WestJet of Canada is expanding through code-share agreements, which could possibly include Emirates, a move that may help ease tensions with the United Arab Emirates (UAE) concerning air traffic rights.
The country’s second largest carrier, which signed code-share deals with British Airways on December 9, 2010, and Cathay Pacific earlier this year (see story here), is planning tie ups with more big players.
Gregg Saretsky, chief executive officer of WestJet, said: “”There is a list of 70 carriers that have expressed an interest in WestJet. We’re working through that list in some priority,” he said. “Emirates is one of those 70 on the list.”
He added that Emirates met the standards set for partners due to its “high quality brand name that people recognise.”
When asked to respond to WestJet’s claims, the state-owned Emirates, however, denied being in any discussion with the Canadian airline.
Canada and the UAE have been locked in a five-year long dispute about traffic rights.

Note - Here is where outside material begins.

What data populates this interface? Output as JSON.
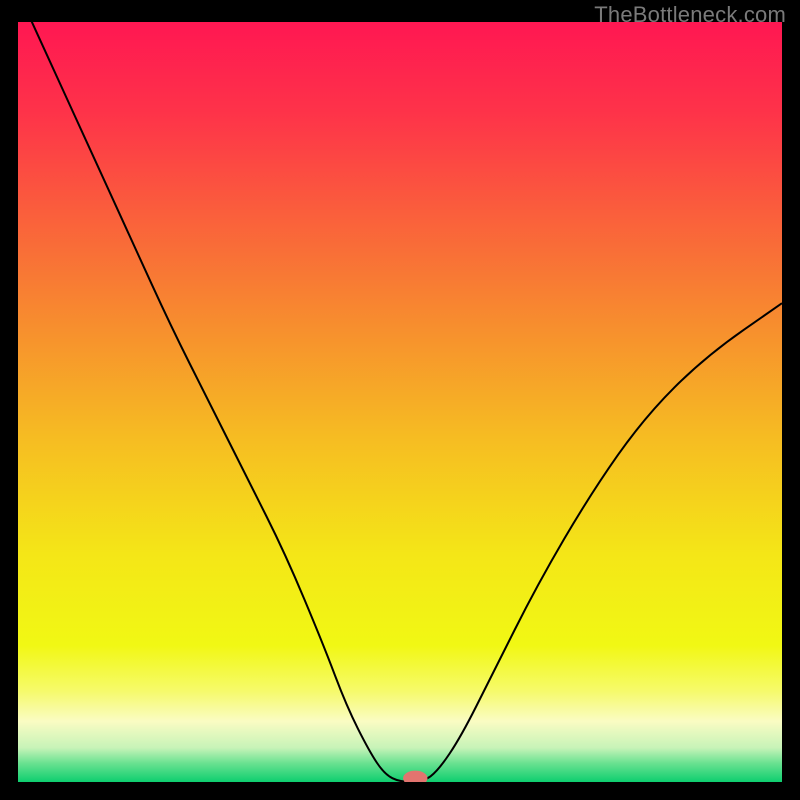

The kingdom’s two flagship carriers – Emirates and Etihad – have been lobbying without success for permission to increase flight frequencies to Toronto, as well as mount new services to Calgary and Vancouver.
The situation did not improve with Air Canada’s recently expressing fears that allowing two UAE carriers to enter the Canadian aviation market would create fierce competition, resulting in poaching of passengers on its lucrative transatlantic routes.
The UAE retaliated by refusing to renew landing rights at an airbase near Dubai for Canadian military aircraft on their way to Afghanistan. It has also issued the new ruling that requires Canadian visitors to obtain a visa to enter the region from January 2, 2011.
A code-share agreement between WestJet and Emirates would be in the best interests of both countries, urged industry analysts. David Tyerman of Canaccord Genuity financial services firm, said: “It makes sense at this point in their evolution to look at partnerships like these.”